Niestety mnie też dopadła klątwa miękkiego pedału. Wymieniłem uszczelki w pompie i potem już nawet po odpowietrzaniu nic się nie zmienia. Na zgaszonym silniku pedał robi się twardy a po włączeniu łapie przy samym końcu. Mam taką myśl: co jeśli problemem jest popychacz pompy? Wiem że da się go regulować. Nawet powinno gdy robi się coś przy pompie hamulcowej. Tak by optymalnie z nią współpracował. Więc może źle ustawiony popychacz nie pozwala na wciśnięcie pompy do końca. Jest na tyle luzu że dopiero po mocnym wciśnięciu gdy pedał jest głęboko to popychacz dopiero naciska na pompie. Dlatego hamulec łapie tak nisko. Bo przecież jeśli układ jest zapowietrzony to pompowanie pomaga. Jednak u mnie i wielu innych osób nic ono nie zmienia. Zaś gdy naprawdę mocno nacisnę pedał i złapie on na samym dole to jest w stanie zablokować koła i uruchomić abs. Tylko że robi to zbyt nisko. Więc gdyby wyregulować popychacz tak by robił to wyżej? Gdzieś wyczytałem o takim problemie z innym autem i tam właściciel opisał iż włożył coś pomiędzy popychacz a pompę tak by skok i ruch elementów był większy i to rozwiązało problem.
Więc tak sie nad tym zastanawiam. Ciekawi mnie co na to inni użytkownicy z tm problemem.
Dokładnie. Dobry poradnik pod tym linkiem:) Szkoda że nie po polsku. No i ten dostęp:/ Tragicznie tam ciasno.
[ Dodano: Pią Kwi 30, 2010 11:14 ]
Mam jeszcze jeden pomysł jak to zrobić. Jeśli nie chce się bawić z regulacją przy pedale to wystarczy odkręcić pompę. Trzyma się na dwóch śrubkach. Łatwo ją odsunąć nie odkręcając przewodów. Popychacz wchodzi w króciec pompy. Wystarczy coś włożyć w ten króciec aby miał tam mniej miejsca. Metodą prób i błędów dobrać długość włożonego elementu (mała nakrętka).
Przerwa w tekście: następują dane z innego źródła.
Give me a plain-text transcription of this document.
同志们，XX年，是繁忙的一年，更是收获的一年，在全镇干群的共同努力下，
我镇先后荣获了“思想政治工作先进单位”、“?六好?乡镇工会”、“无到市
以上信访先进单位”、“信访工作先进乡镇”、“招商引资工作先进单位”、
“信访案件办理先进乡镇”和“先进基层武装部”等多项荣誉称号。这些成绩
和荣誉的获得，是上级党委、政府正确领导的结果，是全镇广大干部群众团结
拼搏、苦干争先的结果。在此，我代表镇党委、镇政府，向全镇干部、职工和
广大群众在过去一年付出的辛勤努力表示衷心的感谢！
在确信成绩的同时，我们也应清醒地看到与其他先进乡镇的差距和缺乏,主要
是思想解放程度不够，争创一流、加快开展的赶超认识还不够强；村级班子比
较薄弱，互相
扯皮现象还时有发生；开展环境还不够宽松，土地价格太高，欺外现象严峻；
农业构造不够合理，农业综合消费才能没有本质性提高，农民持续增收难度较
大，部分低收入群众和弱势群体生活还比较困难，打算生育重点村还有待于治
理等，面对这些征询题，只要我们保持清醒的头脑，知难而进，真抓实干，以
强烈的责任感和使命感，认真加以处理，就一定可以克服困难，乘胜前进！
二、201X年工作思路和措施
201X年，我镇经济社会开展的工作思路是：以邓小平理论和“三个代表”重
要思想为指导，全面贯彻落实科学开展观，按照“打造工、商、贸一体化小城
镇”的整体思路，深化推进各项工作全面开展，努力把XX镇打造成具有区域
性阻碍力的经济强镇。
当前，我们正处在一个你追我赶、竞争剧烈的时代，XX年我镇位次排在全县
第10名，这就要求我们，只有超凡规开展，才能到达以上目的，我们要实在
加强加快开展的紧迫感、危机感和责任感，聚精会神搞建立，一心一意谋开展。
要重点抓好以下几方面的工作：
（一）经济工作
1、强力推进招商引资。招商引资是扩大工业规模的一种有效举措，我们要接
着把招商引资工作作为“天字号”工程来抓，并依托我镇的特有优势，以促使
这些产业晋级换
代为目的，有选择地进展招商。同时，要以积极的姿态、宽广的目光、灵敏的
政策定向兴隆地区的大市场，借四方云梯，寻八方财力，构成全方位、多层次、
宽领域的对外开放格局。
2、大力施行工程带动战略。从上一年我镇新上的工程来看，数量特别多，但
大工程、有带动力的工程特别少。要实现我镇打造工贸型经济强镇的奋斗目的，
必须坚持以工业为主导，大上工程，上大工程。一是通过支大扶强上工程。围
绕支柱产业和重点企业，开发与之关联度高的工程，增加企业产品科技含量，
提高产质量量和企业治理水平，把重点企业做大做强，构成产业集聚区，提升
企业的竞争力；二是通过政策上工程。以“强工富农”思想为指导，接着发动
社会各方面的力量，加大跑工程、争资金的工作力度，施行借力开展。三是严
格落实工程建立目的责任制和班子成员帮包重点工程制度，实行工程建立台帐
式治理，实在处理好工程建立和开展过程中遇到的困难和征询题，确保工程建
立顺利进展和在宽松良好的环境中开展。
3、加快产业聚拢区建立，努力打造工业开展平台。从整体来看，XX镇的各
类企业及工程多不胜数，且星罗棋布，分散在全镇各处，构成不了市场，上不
Postaram się dziś to wypróbować.
Kobi84, a odpowietrzyles hamulce dwa razy. Mimo, ze sie wymienia plyn i odpowietrza to zawsze moze sie znalezc jakis purchel powietrza i konieczne jest kolejne odpowietrzanie.
_________________ .: Podpis użytkownika wymaga
edycji :.
Odpowietrzyłem już trzy razy. Dwa przy zgaszonym silniku i raz przy działającym. Niestety nic nie pomogło. Dziś sprawdziłem ten popychacz i jest dobrze ustawiony. Nie ma luzu między nim a pompą:/ Już nie wiem co robić. hamulce są beznadziejne. Zastanawia mnie że pompowanie pedałem przy działającym silniku nic nie pomaga. Jeśli jest zapowietrzony układ to pedał powinien stwardnieć.
[ Dodano: Pią Kwi 30, 2010 16:44 ]
Ciekawostka. Problem znikł. Zapaliłem silnik i dałem 4000obr. Trzymając go na takich obrotach pompowałem pedałem hamulca i stwardniał. Potem przejechałem 15km i pedał nadal idealnie twardy. Czyli problem w serwie? Hmm.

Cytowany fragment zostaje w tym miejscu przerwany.